When people talk about content detection, they are usually putting it into some copyright-related context. Whether it is YouTube’s content ID system, image matching for tracking plagiarists/preventing orphans or simple duplicate text searching to track violators of their license, most people think of content detection as a means to track and stop copyright violations.
Sadly, this site too is guilty of that. However, I want to take time today to highlight one of the more important uses of content detection, audience analytics.
Most bloggers put some kind of analytics on their site to track visitors, referrals, etc. But if their revenue doesn’t come from online ads, it is more about understanding your audience than it is tracking actual page views. The statistics themselves are just a means to an end.
However, there is a very good chance that a significant portion of your audience is actually on other sites. But unless you track your content, you may never be aware of it.
Every Site is Different
Last year content tracking service Attributor announced the results of its TrueAudience study. It found, for the publishers that it checked, that the off-site audience was 1 and a half times greater than the audience on the site itself. This meant that, for every two people reading the content on the publisher’s site, three were seeing it elsewhere.
Since the Attributor study focused more on larger publishers, who will likely have higher levels of copying, the results will obviously not be that dramatic for smaller bloggers. However, virtually everyone who publishes to the Web will see some copying and, through that, will have some of their audience on other sites.
Ignoring this is like telling your statistics program to ignore every X visitor without any understanding of what number X is. If you want to know your audience, you have to go where they are.
Given the wide range of sites and the different situations they are in, it is impossible to even offer good estimates without at least getting some facts.
Referrals and Linkbacks
To be certain, you can track some of this with your existing tools. Referrals will alert you to when someone visits your site from another page and trackbacks/pingbacks will alert you instantly when someone has linked to your content.
However, there are several problems with these. Referrals are limited to when people actually click links. This requires both the site to link to you and a user to actually click the link. Given that the vast majority of visitors don’t click referral links, it could never actually happen, even with attributed uses. Also, referrals also track sites that simply link without using any content, making it a challenge to find actual audience members on other sites.
Though trackbacks and pingbacks don’t require anyone to click the link, they also focus mostly on sites that simply link to your blog.

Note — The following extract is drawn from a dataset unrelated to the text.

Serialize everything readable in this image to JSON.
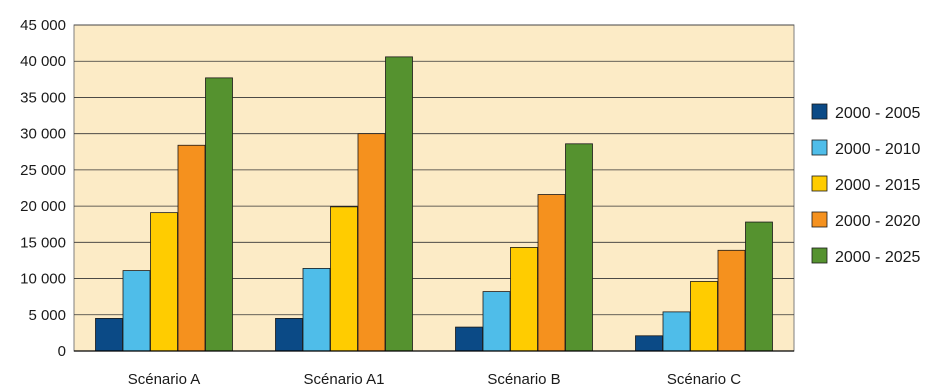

Furthermore, there is a huge issue with spam and many sites that duplicate your content may be filtered out, correctly or incorrectly, as such.
These tools are powerful, but they are not actual substitutes for following your content on the Web.

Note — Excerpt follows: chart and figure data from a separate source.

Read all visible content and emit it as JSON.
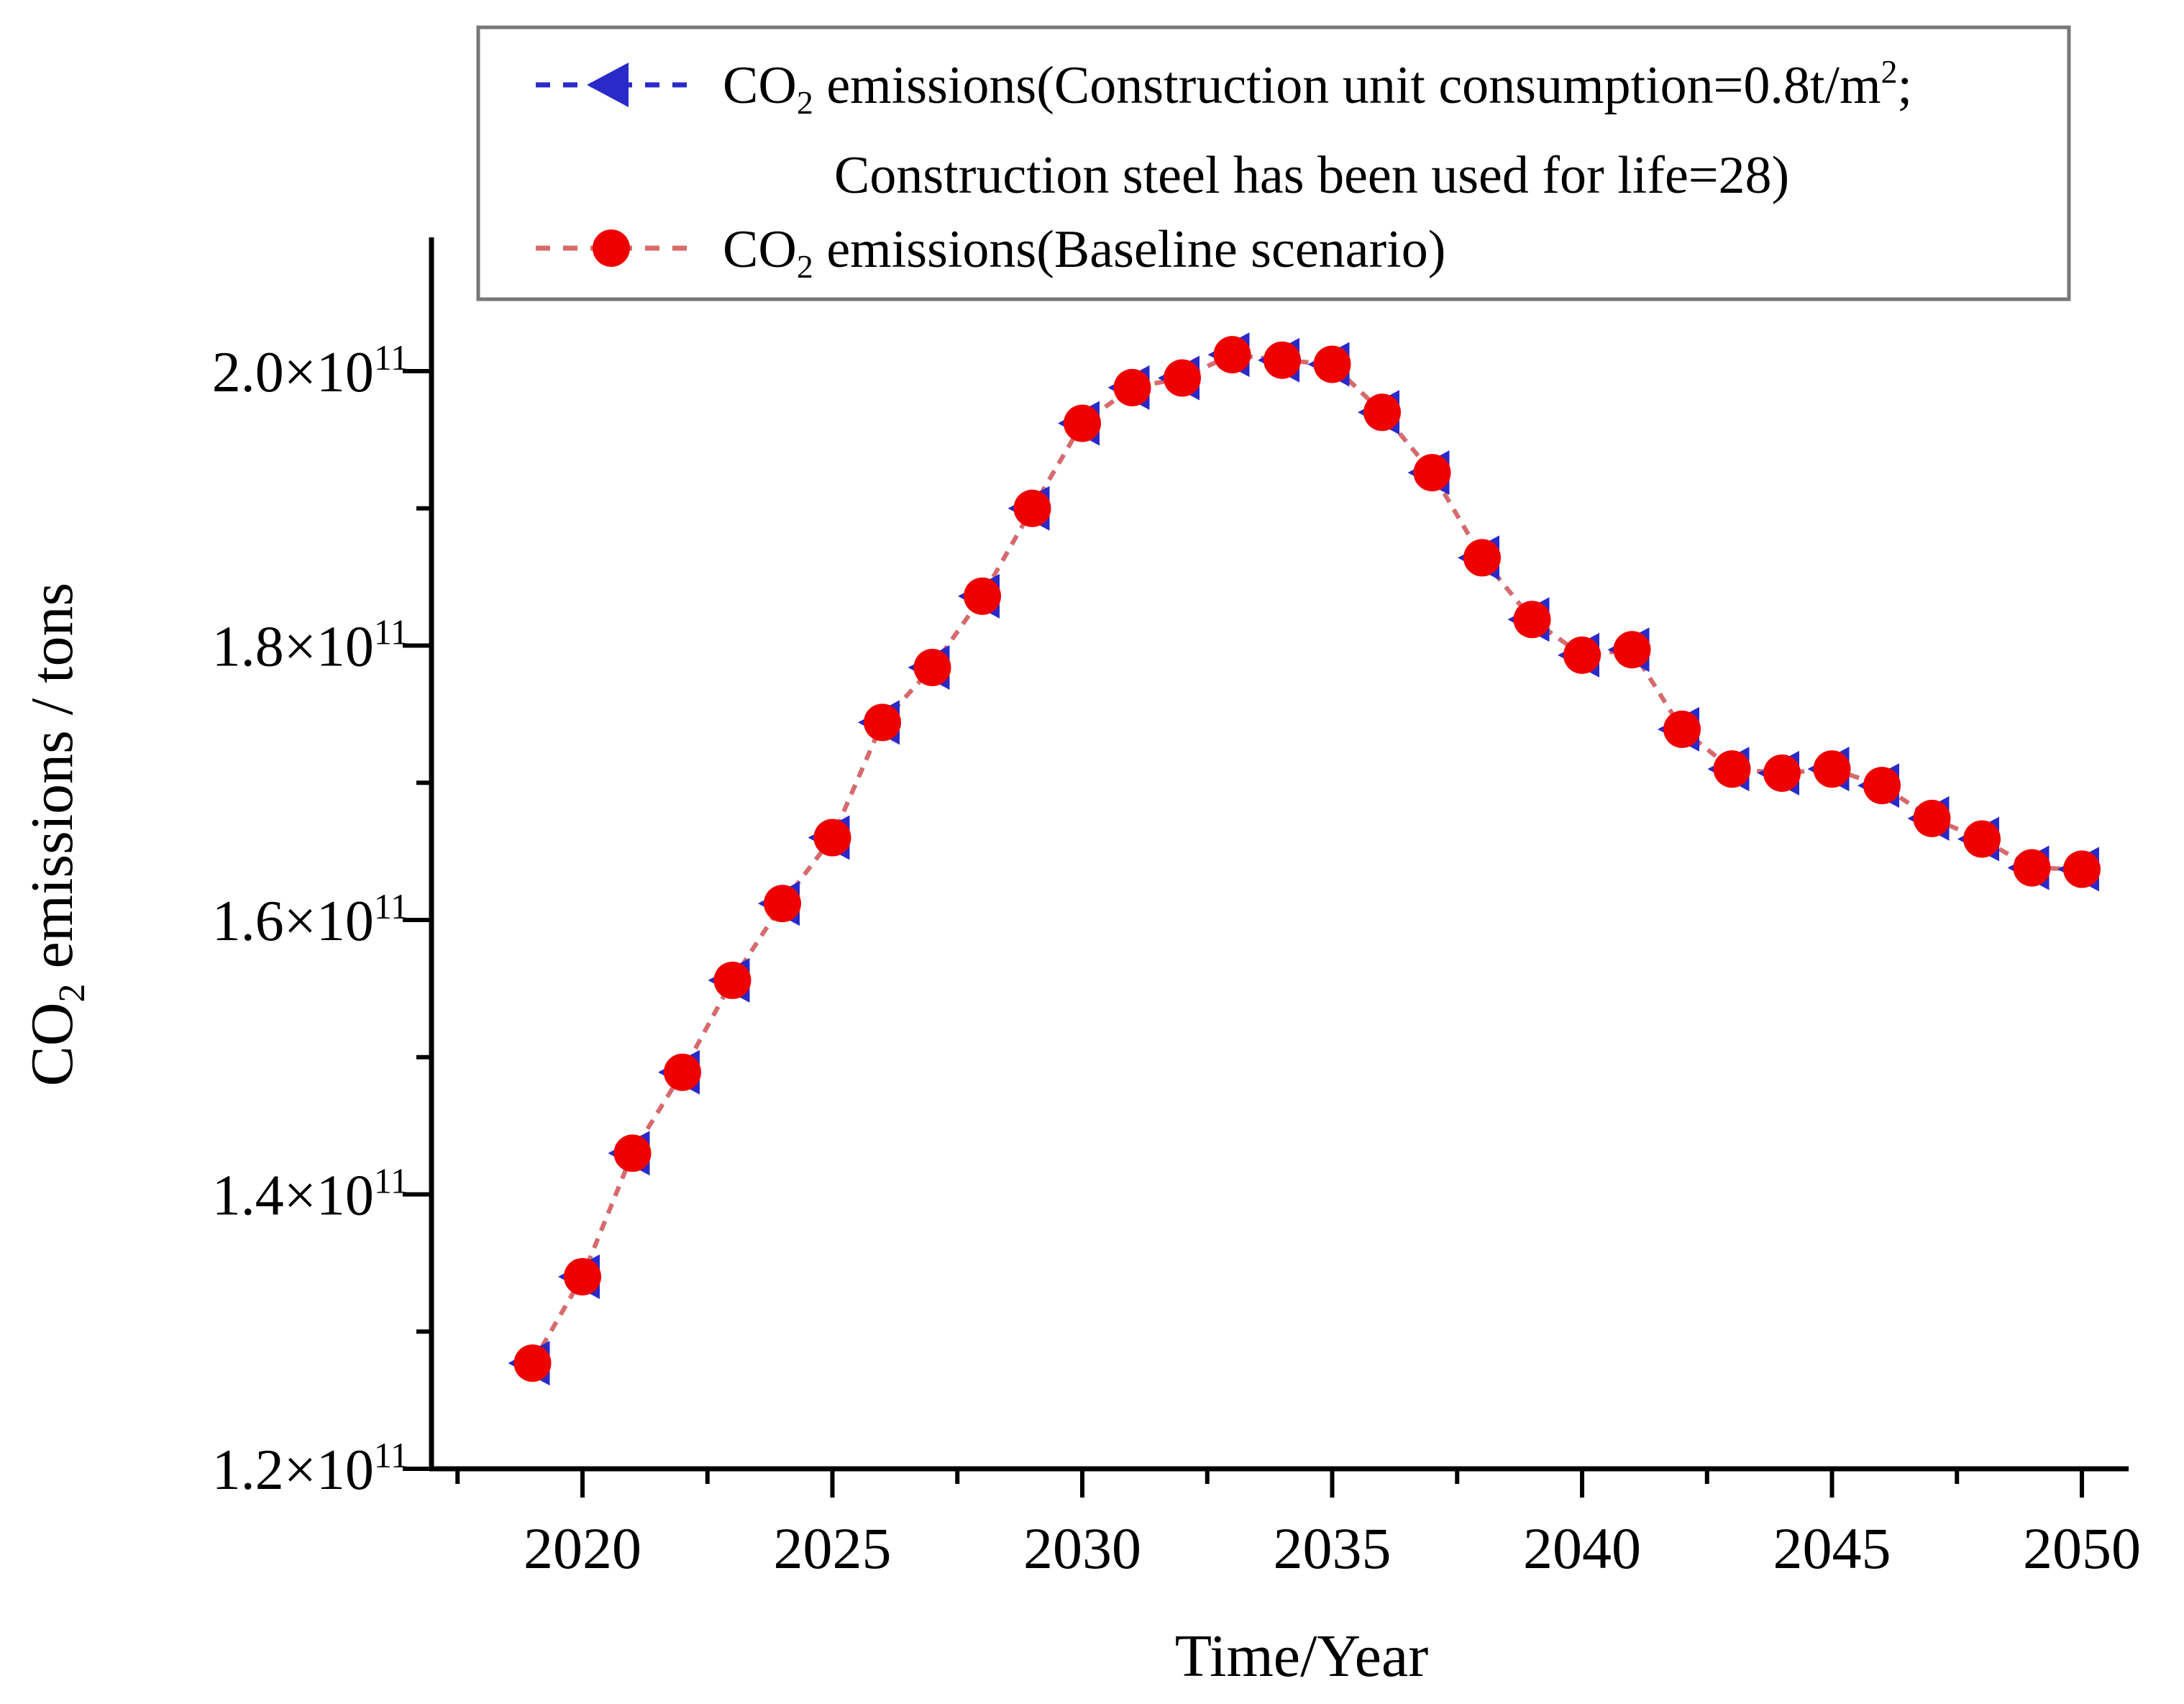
{
  "chart_data": {
    "type": "line",
    "title": "",
    "xlabel": "Time/Year",
    "ylabel_segments": [
      {
        "t": "CO"
      },
      {
        "sub": "2"
      },
      {
        "t": " emissions / tons"
      }
    ],
    "y_unit": "tons (values listed as multiples of 10^11)",
    "xlim": [
      2017,
      2051
    ],
    "ylim_e11": [
      1.2,
      2.05
    ],
    "grid": "off",
    "legend_position": "top-inside-box",
    "x": [
      2019,
      2020,
      2021,
      2022,
      2023,
      2024,
      2025,
      2026,
      2027,
      2028,
      2029,
      2030,
      2031,
      2032,
      2033,
      2034,
      2035,
      2036,
      2037,
      2038,
      2039,
      2040,
      2041,
      2042,
      2043,
      2044,
      2045,
      2046,
      2047,
      2048,
      2049,
      2050
    ],
    "series": [
      {
        "name": "CO2 emissions(Construction unit consumption=0.8t/m2; Construction steel has been used for life=28)",
        "marker": "triangle-left",
        "marker_color": "#2a2ac8",
        "line_color": "#2a2ac8",
        "values_e11": [
          1.277,
          1.34,
          1.43,
          1.489,
          1.556,
          1.612,
          1.66,
          1.744,
          1.784,
          1.836,
          1.9,
          1.962,
          1.988,
          1.995,
          2.012,
          2.008,
          2.005,
          1.97,
          1.926,
          1.864,
          1.819,
          1.793,
          1.797,
          1.739,
          1.71,
          1.707,
          1.71,
          1.698,
          1.674,
          1.659,
          1.638,
          1.637
        ]
      },
      {
        "name": "CO2 emissions(Baseline scenario)",
        "marker": "circle",
        "marker_color": "#ee0000",
        "line_color": "#d96a6a",
        "values_e11": [
          1.277,
          1.34,
          1.43,
          1.489,
          1.556,
          1.612,
          1.66,
          1.744,
          1.784,
          1.836,
          1.9,
          1.962,
          1.988,
          1.995,
          2.012,
          2.008,
          2.005,
          1.97,
          1.926,
          1.864,
          1.819,
          1.793,
          1.797,
          1.739,
          1.71,
          1.707,
          1.71,
          1.698,
          1.674,
          1.659,
          1.638,
          1.637
        ]
      }
    ],
    "x_ticks": [
      {
        "value": 2020,
        "label": "2020"
      },
      {
        "value": 2025,
        "label": "2025"
      },
      {
        "value": 2030,
        "label": "2030"
      },
      {
        "value": 2035,
        "label": "2035"
      },
      {
        "value": 2040,
        "label": "2040"
      },
      {
        "value": 2045,
        "label": "2045"
      },
      {
        "value": 2050,
        "label": "2050"
      }
    ],
    "x_minor_ticks": [
      2017.5,
      2022.5,
      2027.5,
      2032.5,
      2037.5,
      2042.5,
      2047.5
    ],
    "y_ticks": [
      {
        "value_e11": 1.2,
        "segments": [
          {
            "t": "1.2×10"
          },
          {
            "sup": "11"
          }
        ]
      },
      {
        "value_e11": 1.4,
        "segments": [
          {
            "t": "1.4×10"
          },
          {
            "sup": "11"
          }
        ]
      },
      {
        "value_e11": 1.6,
        "segments": [
          {
            "t": "1.6×10"
          },
          {
            "sup": "11"
          }
        ]
      },
      {
        "value_e11": 1.8,
        "segments": [
          {
            "t": "1.8×10"
          },
          {
            "sup": "11"
          }
        ]
      },
      {
        "value_e11": 2.0,
        "segments": [
          {
            "t": "2.0×10"
          },
          {
            "sup": "11"
          }
        ]
      }
    ],
    "y_minor_ticks": [
      1.3,
      1.5,
      1.7,
      1.9
    ]
  },
  "legend": {
    "border_color": "#777777",
    "entries": [
      {
        "marker": "triangle-left",
        "marker_color": "#2a2ac8",
        "line_color": "#2a2ac8",
        "lines": [
          [
            {
              "t": "CO"
            },
            {
              "sub": "2"
            },
            {
              "t": " emissions(Construction  unit consumption=0.8t/m"
            },
            {
              "sup": "2"
            },
            {
              "t": ";"
            }
          ],
          [
            {
              "t": "Construction  steel  has  been  used  for  life=28)"
            }
          ]
        ]
      },
      {
        "marker": "circle",
        "marker_color": "#ee0000",
        "line_color": "#d96a6a",
        "lines": [
          [
            {
              "t": "CO"
            },
            {
              "sub": "2"
            },
            {
              "t": " emissions(Baseline  scenario)"
            }
          ]
        ]
      }
    ]
  },
  "colors": {
    "axis": "#000000",
    "background": "#ffffff",
    "red_series": "#ee0000",
    "red_line": "#d96a6a",
    "blue_series": "#2a2ac8"
  }
}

If you’re new to the idea of tracking your content, meaning you probably aren’t a regular reader of this site, here are a few suggestions to get you started.
- FairShare: A free service provided by content tracking company Attributor, FairShare subscribes to your RSS feed and publishes a private one for you that tracks where it finds your content. Very useful for sites with a low-to-moderate level of copying.

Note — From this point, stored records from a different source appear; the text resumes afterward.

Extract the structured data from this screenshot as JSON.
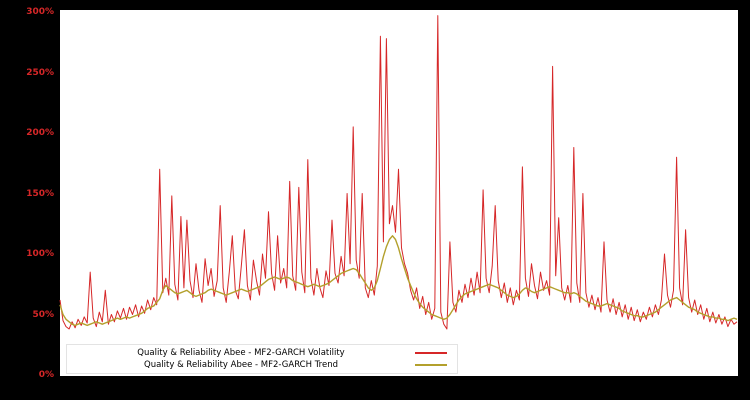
{
  "chart_data": {
    "type": "line",
    "title": "",
    "xlabel": "",
    "ylabel": "",
    "ylim": [
      0,
      300
    ],
    "grid": false,
    "legend_position": "lower-left-inside",
    "y_ticks": [
      0,
      50,
      100,
      150,
      200,
      250,
      300
    ],
    "y_tick_labels": [
      "0%",
      "50%",
      "100%",
      "150%",
      "200%",
      "250%",
      "300%"
    ],
    "colors": {
      "volatility": "#d62728",
      "trend": "#b3a02c",
      "tick_label": "#d62728",
      "plot_bg": "#ffffff",
      "page_bg": "#000000",
      "legend_bg": "#ffffff",
      "legend_text": "#000000"
    },
    "series": [
      {
        "name": "Quality & Reliability Abee - MF2-GARCH Volatility",
        "color_key": "volatility",
        "values": [
          62,
          45,
          40,
          38,
          44,
          39,
          46,
          41,
          48,
          43,
          85,
          47,
          40,
          52,
          44,
          70,
          42,
          50,
          44,
          53,
          47,
          55,
          46,
          56,
          50,
          58,
          48,
          57,
          51,
          62,
          54,
          64,
          58,
          170,
          68,
          80,
          66,
          148,
          75,
          62,
          131,
          72,
          128,
          78,
          64,
          92,
          70,
          60,
          96,
          74,
          88,
          65,
          78,
          140,
          72,
          60,
          85,
          115,
          70,
          63,
          90,
          120,
          74,
          62,
          95,
          78,
          66,
          100,
          80,
          135,
          84,
          70,
          115,
          76,
          88,
          72,
          160,
          82,
          70,
          155,
          85,
          68,
          178,
          80,
          66,
          88,
          72,
          64,
          86,
          74,
          128,
          84,
          76,
          98,
          82,
          150,
          92,
          205,
          95,
          80,
          150,
          72,
          64,
          78,
          66,
          90,
          280,
          110,
          278,
          125,
          140,
          118,
          170,
          105,
          92,
          84,
          70,
          62,
          72,
          55,
          65,
          50,
          60,
          46,
          55,
          297,
          52,
          42,
          38,
          110,
          60,
          52,
          70,
          60,
          75,
          64,
          80,
          66,
          85,
          68,
          153,
          80,
          68,
          90,
          140,
          78,
          64,
          76,
          60,
          72,
          58,
          70,
          62,
          172,
          80,
          65,
          92,
          74,
          63,
          85,
          70,
          78,
          66,
          255,
          82,
          130,
          72,
          62,
          74,
          60,
          188,
          76,
          60,
          150,
          68,
          56,
          66,
          54,
          64,
          52,
          110,
          62,
          52,
          63,
          50,
          60,
          48,
          58,
          46,
          56,
          45,
          54,
          44,
          52,
          46,
          56,
          48,
          58,
          50,
          62,
          100,
          66,
          56,
          70,
          180,
          72,
          58,
          120,
          64,
          52,
          62,
          50,
          58,
          46,
          55,
          44,
          52,
          43,
          50,
          42,
          48,
          40,
          46,
          42,
          44
        ]
      },
      {
        "name": "Quality & Reliability Abee - MF2-GARCH Trend",
        "color_key": "trend",
        "values": [
          58,
          50,
          46,
          44,
          42,
          41,
          42,
          43,
          42,
          41,
          42,
          43,
          44,
          43,
          42,
          43,
          44,
          45,
          46,
          47,
          46,
          47,
          48,
          47,
          48,
          49,
          50,
          51,
          53,
          55,
          56,
          57,
          60,
          63,
          70,
          74,
          72,
          70,
          68,
          67,
          68,
          69,
          70,
          68,
          66,
          65,
          66,
          67,
          68,
          70,
          71,
          70,
          69,
          68,
          67,
          66,
          67,
          68,
          69,
          70,
          71,
          70,
          69,
          70,
          71,
          72,
          73,
          75,
          77,
          79,
          80,
          81,
          80,
          79,
          80,
          81,
          80,
          78,
          77,
          76,
          75,
          74,
          73,
          74,
          75,
          74,
          73,
          74,
          75,
          76,
          78,
          80,
          82,
          84,
          85,
          86,
          87,
          88,
          87,
          84,
          80,
          76,
          72,
          70,
          72,
          78,
          88,
          98,
          106,
          112,
          115,
          112,
          105,
          96,
          88,
          80,
          74,
          68,
          63,
          59,
          56,
          54,
          52,
          50,
          49,
          48,
          47,
          46,
          47,
          50,
          54,
          58,
          62,
          65,
          67,
          68,
          69,
          70,
          71,
          72,
          73,
          74,
          75,
          74,
          73,
          72,
          70,
          68,
          66,
          65,
          64,
          65,
          67,
          70,
          72,
          71,
          69,
          68,
          69,
          70,
          71,
          72,
          73,
          72,
          71,
          70,
          69,
          68,
          68,
          67,
          68,
          67,
          65,
          63,
          61,
          60,
          59,
          58,
          57,
          57,
          58,
          59,
          58,
          57,
          56,
          55,
          53,
          52,
          51,
          50,
          49,
          49,
          48,
          48,
          49,
          50,
          51,
          52,
          54,
          56,
          58,
          60,
          62,
          63,
          64,
          62,
          60,
          58,
          56,
          55,
          54,
          52,
          51,
          50,
          49,
          48,
          48,
          47,
          47,
          46,
          46,
          45,
          46,
          47,
          46
        ]
      }
    ]
  }
}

- Tineye: Though somewhat limited, Tineye is the best visual search engine available and definitely the best free search. Great for visual artists to find how their work is being used.
- Plagium: If you have static content and can’t use FairShare, Plagium is a good alternative. Receive weekly alerts of new matches for free, works like a hybrid between Google Alerts and free Copyscape, other tools well worth looking into.
These are all great, free services that you can use to track your content and get a slightly better understanding of your audience.
When I was running a personal literature site, I was proud of my traffic stats but was stunned to find out that my audience off the site was many times larger than it was on my site. Much of the use was legitimate, including use in compilations and online magazines, but much of it was plagiarism. Using this information, I reached out and encouraged legitimate use, even participating in sites and discussions that properly used my content, and decided to tackle the plagiarists.
The system worked very well for me. It let me meet many people and reach out to a whole new group of people. It also let me convert some cases of mistaken identity into legitimate uses and stop plagiarists by the hundred.
Though I eventually abandoned my site, there is no doubt that tracking my content helped me expand my audience and my understanding of it. These two things are at least as valuable, if not more so, than the copyright uses for many bloggers and smaller publishers.